PCV Post-capillary venule, through which lymphocytes enter the thymic veins and ultimately the blood.

HC Hassall’s corpuscle; a structure peculiar to the thymus, in which epithelial cells become concentrically compressed and keratinized, possibly the site of removal of apoptotic cells. Although the function of Hassall’s corpuscle remains unclear, it may have a role in the pro- duction of TREG cells, regulatory cells that help to maintain tolerance to self (see Figs 15 and 22).

Selection Because of its importance and complexity, the process of selecting T lymphocytes for export has attracted intense study, and is currently considered to consist of the following stages.
1      CD4−CD8− (double-negative) cells proliferate in the outer region of the cortex, during which they become CD4+CD8+ (double positive) and rearrange their TCR genes.

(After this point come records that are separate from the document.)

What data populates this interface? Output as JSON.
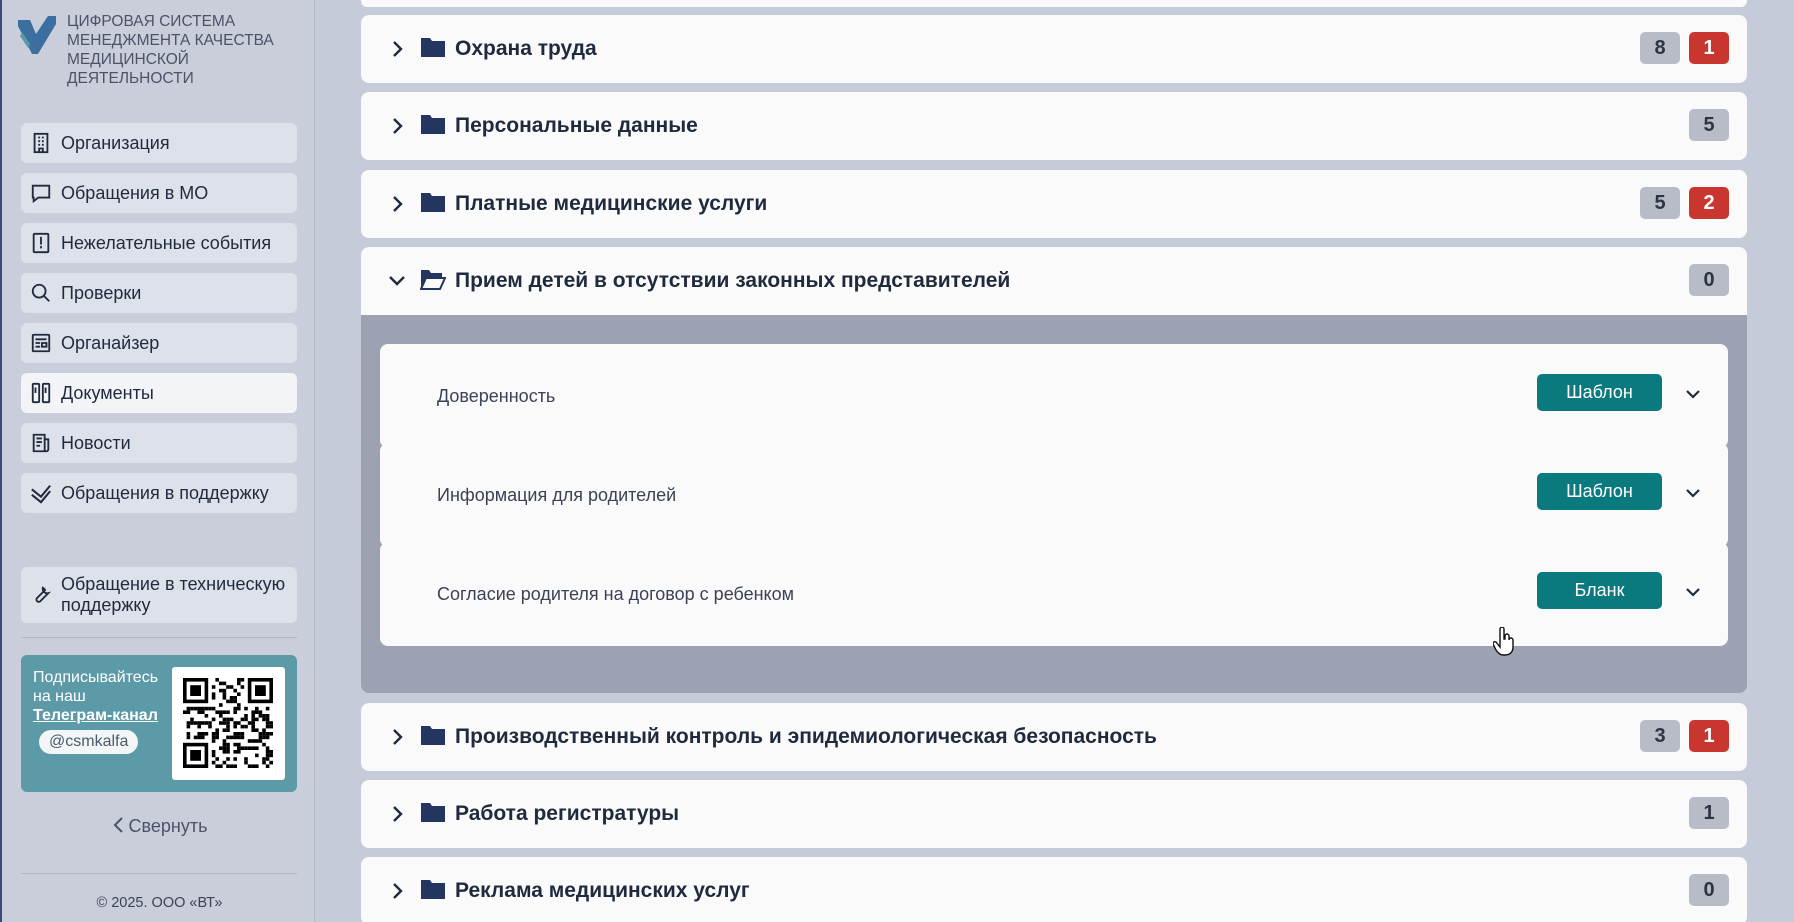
{
  "brand": {
    "lines": [
      "ЦИФРОВАЯ СИСТЕМА",
      "МЕНЕДЖМЕНТА КАЧЕСТВА",
      "МЕДИЦИНСКОЙ",
      "ДЕЯТЕЛЬНОСТИ"
    ],
    "logo_color": "#3a6fa0"
  },
  "sidebar": {
    "items": [
      {
        "label": "Организация",
        "icon": "building-icon"
      },
      {
        "label": "Обращения в МО",
        "icon": "chat-icon"
      },
      {
        "label": "Нежелательные события",
        "icon": "alert-book-icon"
      },
      {
        "label": "Проверки",
        "icon": "search-icon"
      },
      {
        "label": "Органайзер",
        "icon": "organizer-icon"
      },
      {
        "label": "Документы",
        "icon": "documents-icon"
      },
      {
        "label": "Новости",
        "icon": "news-icon"
      },
      {
        "label": "Обращения в поддержку",
        "icon": "check-shield-icon"
      }
    ],
    "active_index": 5,
    "tech_support": {
      "line1": "Обращение в техническую",
      "line2": "поддержку",
      "icon": "wrench-icon"
    },
    "telegram": {
      "line1": "Подписывайтесь",
      "line2": "на наш",
      "link": "Телеграм-канал",
      "handle": "@csmkalfa"
    },
    "collapse_label": "Свернуть",
    "copyright": "© 2025. ООО «ВТ»"
  },
  "folders": [
    {
      "title": "Охрана труда",
      "badges": [
        {
          "value": "8",
          "kind": "gray"
        },
        {
          "value": "1",
          "kind": "red"
        }
      ]
    },
    {
      "title": "Персональные данные",
      "badges": [
        {
          "value": "5",
          "kind": "gray"
        }
      ]
    },
    {
      "title": "Платные медицинские услуги",
      "badges": [
        {
          "value": "5",
          "kind": "gray"
        },
        {
          "value": "2",
          "kind": "red"
        }
      ]
    },
    {
      "title": "Прием детей в отсутствии законных представителей",
      "badges": [
        {
          "value": "0",
          "kind": "gray"
        }
      ],
      "open": true
    },
    {
      "title": "Производственный контроль и эпидемиологическая безопасность",
      "badges": [
        {
          "value": "3",
          "kind": "gray"
        },
        {
          "value": "1",
          "kind": "red"
        }
      ]
    },
    {
      "title": "Работа регистратуры",
      "badges": [
        {
          "value": "1",
          "kind": "gray"
        }
      ]
    },
    {
      "title": "Реклама медицинских услуг",
      "badges": [
        {
          "value": "0",
          "kind": "gray"
        }
      ]
    }
  ],
  "documents": [
    {
      "name": "Доверенность",
      "button": "Шаблон"
    },
    {
      "name": "Информация для родителей",
      "button": "Шаблон"
    },
    {
      "name": "Согласие родителя на договор с ребенком",
      "button": "Бланк"
    }
  ],
  "colors": {
    "accent": "#0b7a7f",
    "badge_red": "#c8362f",
    "badge_gray": "#b7bcc6",
    "folder_icon": "#24365f"
  }
}
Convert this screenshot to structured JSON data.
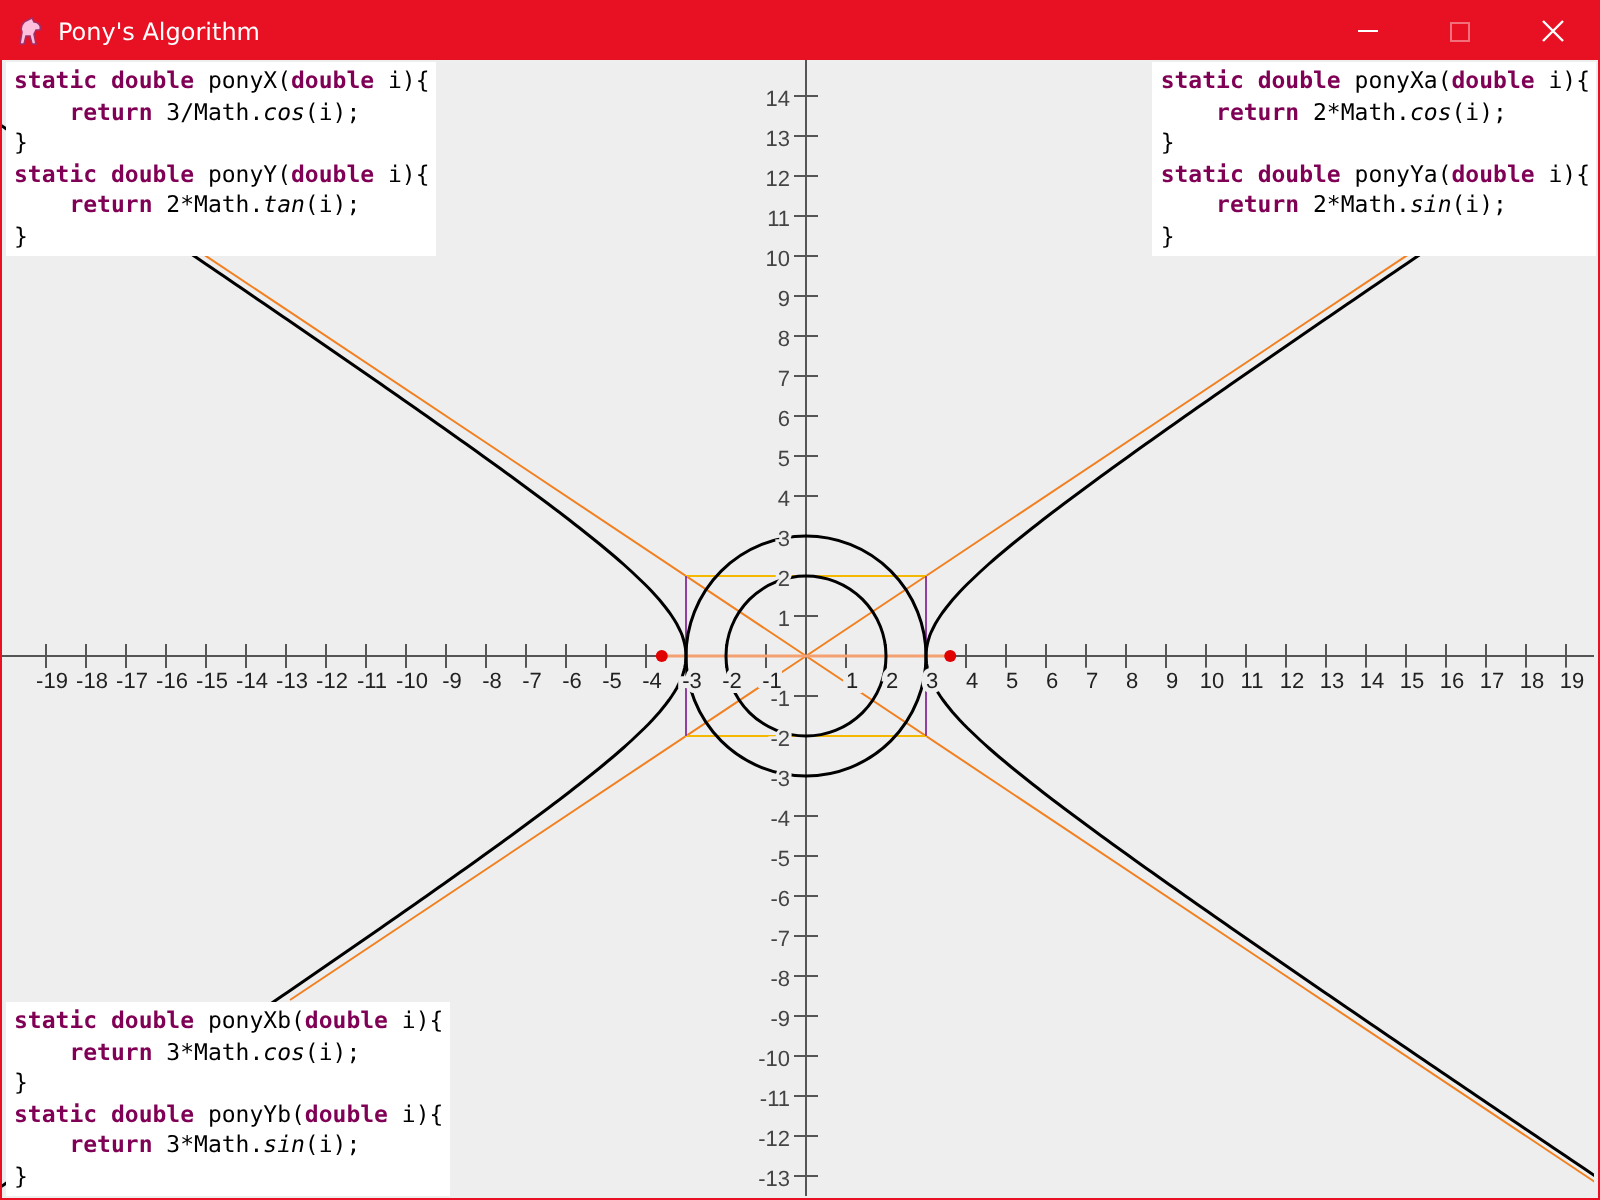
{
  "window": {
    "title": "Pony's Algorithm",
    "controls": [
      {
        "kind": "minimize",
        "disabled": false
      },
      {
        "kind": "maximize",
        "disabled": true
      },
      {
        "kind": "close",
        "disabled": false
      }
    ]
  },
  "code_blocks": [
    {
      "lines": [
        "**static** **double** ponyX(**double** i){",
        "    **return** 3/Math.*cos*(i);",
        "}",
        "**static** **double** ponyY(**double** i){",
        "    **return** 2*Math.*tan*(i);",
        "}"
      ]
    },
    {
      "lines": [
        "**static** **double** ponyXa(**double** i){",
        "    **return** 2*Math.*cos*(i);",
        "}",
        "**static** **double** ponyYa(**double** i){",
        "    **return** 2*Math.*sin*(i);",
        "}"
      ]
    },
    {
      "lines": [
        "**static** **double** ponyXb(**double** i){",
        "    **return** 3*Math.*cos*(i);",
        "}",
        "**static** **double** ponyYb(**double** i){",
        "    **return** 3*Math.*sin*(i);",
        "}"
      ]
    }
  ],
  "x_axis": {
    "ticks": [
      "-19",
      "-18",
      "-17",
      "-16",
      "-15",
      "-14",
      "-13",
      "-12",
      "-11",
      "-10",
      "-9",
      "-8",
      "-7",
      "-6",
      "-5",
      "-4",
      "-3",
      "-2",
      "-1",
      "1",
      "2",
      "3",
      "4",
      "5",
      "6",
      "7",
      "8",
      "9",
      "10",
      "11",
      "12",
      "13",
      "14",
      "15",
      "16",
      "17",
      "18",
      "19"
    ]
  },
  "y_axis": {
    "ticks": [
      "14",
      "13",
      "12",
      "11",
      "10",
      "9",
      "8",
      "7",
      "6",
      "5",
      "4",
      "3",
      "2",
      "1",
      "-1",
      "-2",
      "-3",
      "-4",
      "-5",
      "-6",
      "-7",
      "-8",
      "-9",
      "-10",
      "-11",
      "-12",
      "-13"
    ]
  }
}
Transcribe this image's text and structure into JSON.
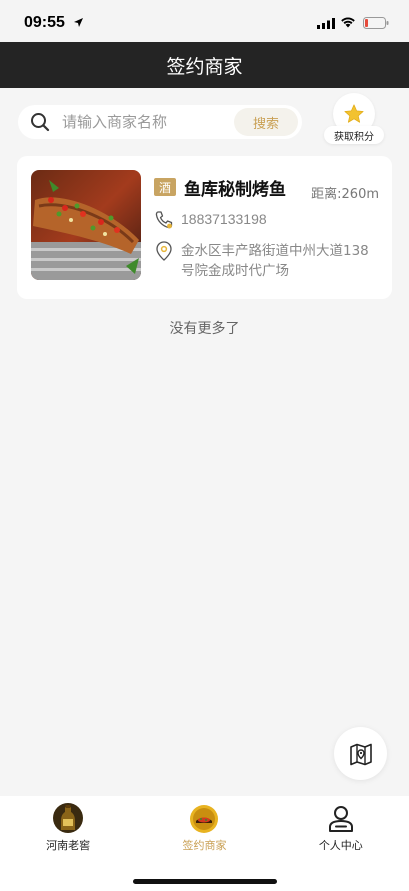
{
  "status_bar": {
    "time": "09:55"
  },
  "header": {
    "title": "签约商家"
  },
  "search": {
    "placeholder": "请输入商家名称",
    "button_label": "搜索"
  },
  "points": {
    "label": "获取积分"
  },
  "merchants": [
    {
      "tag": "酒",
      "name": "鱼库秘制烤鱼",
      "distance": "距离:260m",
      "phone": "18837133198",
      "address": "金水区丰产路街道中州大道138号院金成时代广场"
    }
  ],
  "list_footer": "没有更多了",
  "tabbar": {
    "items": [
      {
        "label": "河南老窖",
        "icon": "bottle-icon"
      },
      {
        "label": "签约商家",
        "icon": "store-badge-icon"
      },
      {
        "label": "个人中心",
        "icon": "person-icon"
      }
    ],
    "active_index": 1
  },
  "colors": {
    "header_bg": "#242424",
    "accent_gold": "#c9a054",
    "tag_bg": "#c8a462",
    "page_bg": "#f5f5f5"
  }
}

2      Under the influence of thymic stromal cells, T lymphocytes whose TCR recognizes one of the available ‘self’ MHC molecules (see Figs 11 and 12) survive, and the rest die.
3      Cells that recognize an MHC class I molecule lose CD4 and retain CD8; those that recognize an MHC class II molecule lose CD8 and retain CD4; thus they are now ‘single positives’.
4      Under the influence of dendritic cells presenting ‘self’ antigens in the form of short peptides (for details see Fig. 18), potentially self- reactive T cells are eliminated.
5      The remainder, probably only about 2% of the starting population, are allowed to exit, and these make up the peripheral T-lymphocyte pool.